A novel rProtein A chromatographic media for enhancing cleaning-in-place performance.

Protein A chromatography has been a popular method for purification of therapeutic monoclonal antibodies (mAb). Protein A chromatographic media using alkali-resistant rProtein A ligands from site-directed coupling method have been pursued for both high dynamic capacities and excellent stabilities. However, the mechanism of rProtein A leaking under cleaning-in-place (CIP) conditions is not very clear and difficulties have been commonly encountered when improving the media's chromatographic performance.
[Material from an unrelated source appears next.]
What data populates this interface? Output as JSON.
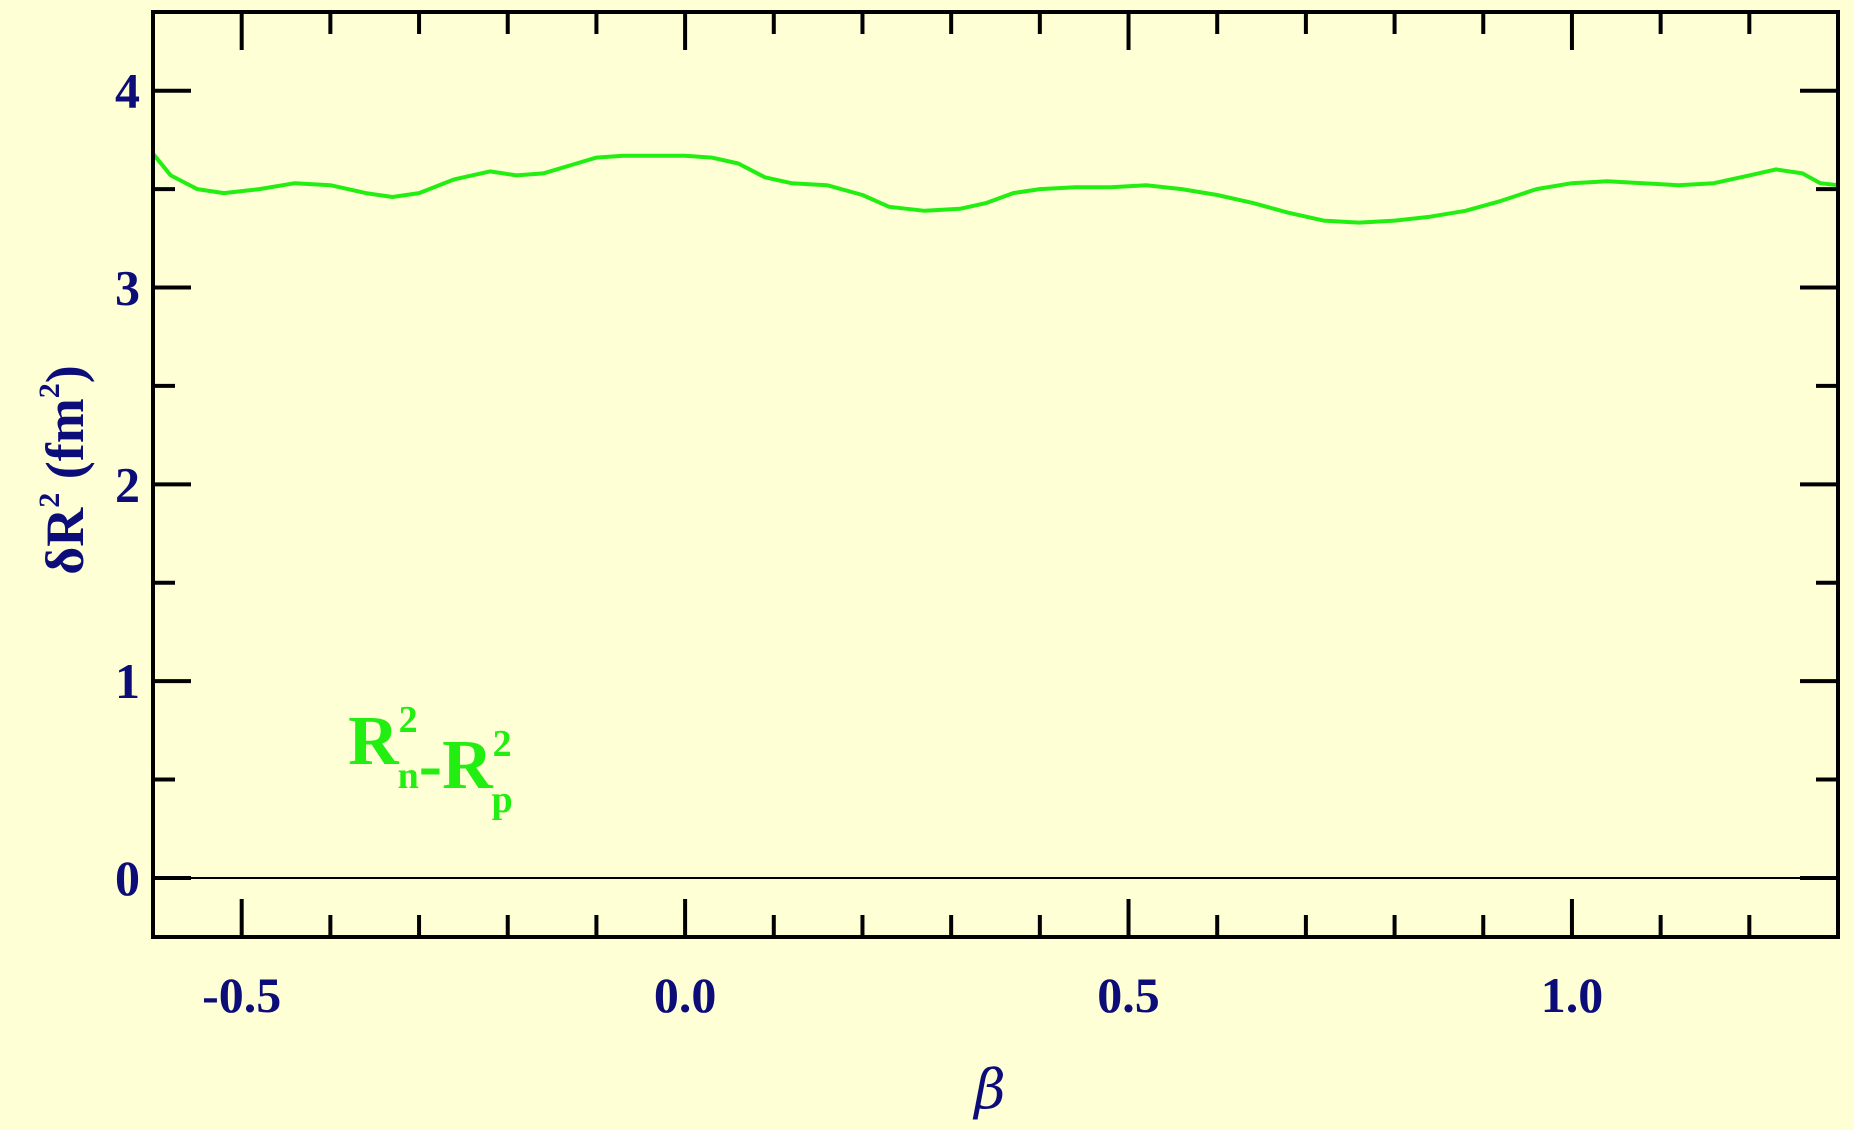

We investigated the chromatographic performance of site-directed coupled rProtein A chromatographic media during CIP procedure. Trace amount of ligands leaked during the chromatographic media's incubation in 0.5 M NaOH was detected, explaining for the decline of chromatographic media's CIP performance. Decrease of rProtein A's concentration in 0.5 M NaOH was consistent with chromatographic media's binding capacity. A novel rProtein A chromatographic media were prepared by site-directed coupling a newly-constructed alkali-resistant rProtein A to highly cross-linked agarose-based matrix. The media had a dynamic binding capacity of 63.2 mg hIgG/mL higher than 48.1 mg hIgG/mL of the commercial one, and the CIP performance was improved greatly with the remained dynamic binding capacity increased from 86% to 95% of the initial value after 40 CIP cycles.